Trisomie 21

  • Trisomie 21
  • Million Lights (Play It Again Sam) 1987 
  • Works (Play It Again Sam) 1989 
  • T21 Plays the Pictures (Play It Again Sam) 1990 

Although Trisomie 21 (whose lineup includes a full member credited with “advice and assistance”) has an extensive back catalogue of records at home, America has only recently begun enjoying the French quartet’s unsettling mutation of lush techno-pop with industrial dance ingredients. Alternating discrete songs with bilingual semi-tuneless vocals and Hervé Lomprez’s intriguing instrumentals, Million Lights is a continually shifting soundscape, combining keyboards, guitar, percussion, sound effects and other elements in a nicely moderated loud/soft pleasant/disturbing environment that never turns sonically hostile.

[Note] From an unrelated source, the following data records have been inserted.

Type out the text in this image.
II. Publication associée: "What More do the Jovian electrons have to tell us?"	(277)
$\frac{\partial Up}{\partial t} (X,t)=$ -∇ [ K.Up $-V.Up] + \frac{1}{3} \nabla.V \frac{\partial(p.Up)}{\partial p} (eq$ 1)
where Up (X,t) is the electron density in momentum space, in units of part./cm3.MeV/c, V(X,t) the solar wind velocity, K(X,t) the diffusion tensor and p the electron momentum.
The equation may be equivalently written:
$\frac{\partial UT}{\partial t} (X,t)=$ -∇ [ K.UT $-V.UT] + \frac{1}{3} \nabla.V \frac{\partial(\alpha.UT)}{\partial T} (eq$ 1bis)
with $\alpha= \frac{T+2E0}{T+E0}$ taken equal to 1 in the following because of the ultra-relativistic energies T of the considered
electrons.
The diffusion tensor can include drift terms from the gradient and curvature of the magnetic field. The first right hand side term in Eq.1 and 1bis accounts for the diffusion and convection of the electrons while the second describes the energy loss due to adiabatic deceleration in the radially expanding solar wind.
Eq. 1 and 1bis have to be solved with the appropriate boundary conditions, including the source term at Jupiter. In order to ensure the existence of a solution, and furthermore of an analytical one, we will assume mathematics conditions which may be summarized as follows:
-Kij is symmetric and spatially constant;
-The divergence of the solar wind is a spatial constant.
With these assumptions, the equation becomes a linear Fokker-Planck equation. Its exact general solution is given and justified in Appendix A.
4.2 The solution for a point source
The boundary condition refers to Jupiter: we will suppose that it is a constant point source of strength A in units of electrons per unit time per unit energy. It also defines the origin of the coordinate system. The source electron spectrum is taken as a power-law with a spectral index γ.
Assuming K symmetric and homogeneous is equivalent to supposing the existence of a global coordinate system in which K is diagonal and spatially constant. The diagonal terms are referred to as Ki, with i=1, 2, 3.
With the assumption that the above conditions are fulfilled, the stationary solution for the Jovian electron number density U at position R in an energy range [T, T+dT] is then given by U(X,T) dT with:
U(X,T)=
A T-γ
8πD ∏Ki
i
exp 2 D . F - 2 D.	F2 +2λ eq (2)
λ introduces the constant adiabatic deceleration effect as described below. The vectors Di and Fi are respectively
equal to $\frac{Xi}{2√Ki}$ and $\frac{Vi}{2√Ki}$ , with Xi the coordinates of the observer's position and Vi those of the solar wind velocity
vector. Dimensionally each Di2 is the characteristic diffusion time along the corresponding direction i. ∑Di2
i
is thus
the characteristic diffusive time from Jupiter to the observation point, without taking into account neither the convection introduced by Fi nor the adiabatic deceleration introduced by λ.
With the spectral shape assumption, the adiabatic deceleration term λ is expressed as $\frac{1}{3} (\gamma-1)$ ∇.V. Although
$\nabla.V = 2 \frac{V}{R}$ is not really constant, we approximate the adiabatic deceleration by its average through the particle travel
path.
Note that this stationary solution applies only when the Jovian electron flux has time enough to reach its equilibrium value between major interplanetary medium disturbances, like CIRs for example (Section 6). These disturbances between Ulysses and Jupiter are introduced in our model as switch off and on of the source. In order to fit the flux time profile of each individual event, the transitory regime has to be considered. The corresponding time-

Works, however, is a hapless stab at suave continental electro-pop (including, in “The Missing Piece,” a futile attempt to copy New Order), an awful album that downplays the group’s adventurous side to showcase Philippe Lomprez’s inept crooning, a laughable approximation of Maurice Chevalier imitating Bryan Ferry. Besides a tendency to drift along aimlessly, like Pink Floyd at its most dissolute, the spare and delicately atmospheric Plays the Pictures — a concept album based around movies and their music — searches out surprising contrasts through frequent use of incongruous samples.